Ever since the X-Men saga reached the big screen in the year 2000, the cinema has never been the same. Today, we’re bamboozled with superhero comic book films every year. Some great, such as the Dark Knight Trilogy and others better left unsaid.
At year before, George Lucas directed The Phantom Menace. The first major studio blockbuster film to be filmed digitally and importantly injected with digital special effects on a whole new level, particularly in Attack of The Clones (2002).
So my question is… has the overload of digitally filmed comic book franchises with literally unbelievable visual special effects ruined the cinema experience?
It is important to note that the backdrop for films has been the war on terrorism. And, apart from the all too many tragic events that have occurred in that time, the minor consequence in terms of the filmmaking has been that the subject matter, tone, atmosphere and cinematography has become far darker. It is therefore strange to consider that comic book hero films, which are so fantastical and over the top in literary form, can become so dark when brought to the big screen. Furthermore, from a cinematography perspective, blockbuster films are desaturated of colour, muted and less vivid.
So, although I love Christopher Nolan’s Dark Knight trilogy (2005-2012), I do wish for the charm, wit, adventure and daring-do of films like Commando (1985), Conan The Barbarian (1982), Die Hard (1989), Ronin (1998), The Specialist (1994) and Demolition Man (1993).

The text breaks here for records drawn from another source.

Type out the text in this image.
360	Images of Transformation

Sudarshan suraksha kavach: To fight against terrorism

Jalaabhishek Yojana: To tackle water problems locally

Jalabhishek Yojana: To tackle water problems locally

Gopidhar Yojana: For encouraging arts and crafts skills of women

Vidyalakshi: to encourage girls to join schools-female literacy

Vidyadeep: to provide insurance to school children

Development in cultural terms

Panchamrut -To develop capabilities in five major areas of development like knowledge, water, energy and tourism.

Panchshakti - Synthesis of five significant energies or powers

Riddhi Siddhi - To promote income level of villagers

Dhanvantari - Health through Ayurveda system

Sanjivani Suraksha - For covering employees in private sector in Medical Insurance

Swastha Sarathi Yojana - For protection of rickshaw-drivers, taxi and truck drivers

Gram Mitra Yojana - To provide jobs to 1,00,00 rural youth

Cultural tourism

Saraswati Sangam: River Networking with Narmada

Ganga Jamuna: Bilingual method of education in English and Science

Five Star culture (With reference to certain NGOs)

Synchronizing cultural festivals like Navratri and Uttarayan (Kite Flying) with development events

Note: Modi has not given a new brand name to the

It is apt to remember the late great, Roger Moore, who epitomised the essence of the action genre. These characteristics made his Bond outings fun and joyful. And although his films weren’t the greatest, they were daring-do, not daring dark.
Another trademark of the change in nature of films of the 21st century is the change in movie trailers. They all appear too similar, with big epic music, pauses of silence and lines which appear to have no meaning when taken out of context. This started with Inception (2010). And although Inception is a good film, I despair that my generation will not receive movie trailers as bold and innovative as Alfred Hitchcock’s Psycho (1960) trailer or Stanley Kubrick’s The Shining (1980) trailer.
The mark of a great film is that it completely buys you over and fools you into believing in that world. However silly or dark, but you care for the people (not the characters). You want to know what happens next, you want them to make it, you want to know will they make it… your hooked!
In 1895, the Lumiere brothers made a short film showing a train arriving at a station. The audience was so taken in by the new technology that they ran out the cinema fearing for their lives because they thought the train would actually run them over. This might sound drastic, but it gives an eye opener into the fundamental magic of film. It fools us so much that we cry, we laugh, we smile, we fear, we are wowed. We watch in tension and suspense and if those factors are not hit, then more likely than not, the film won’t grab us. Thus I cross my fingers and live in hope that Edgar Wright’s new film Baby Driver does just that.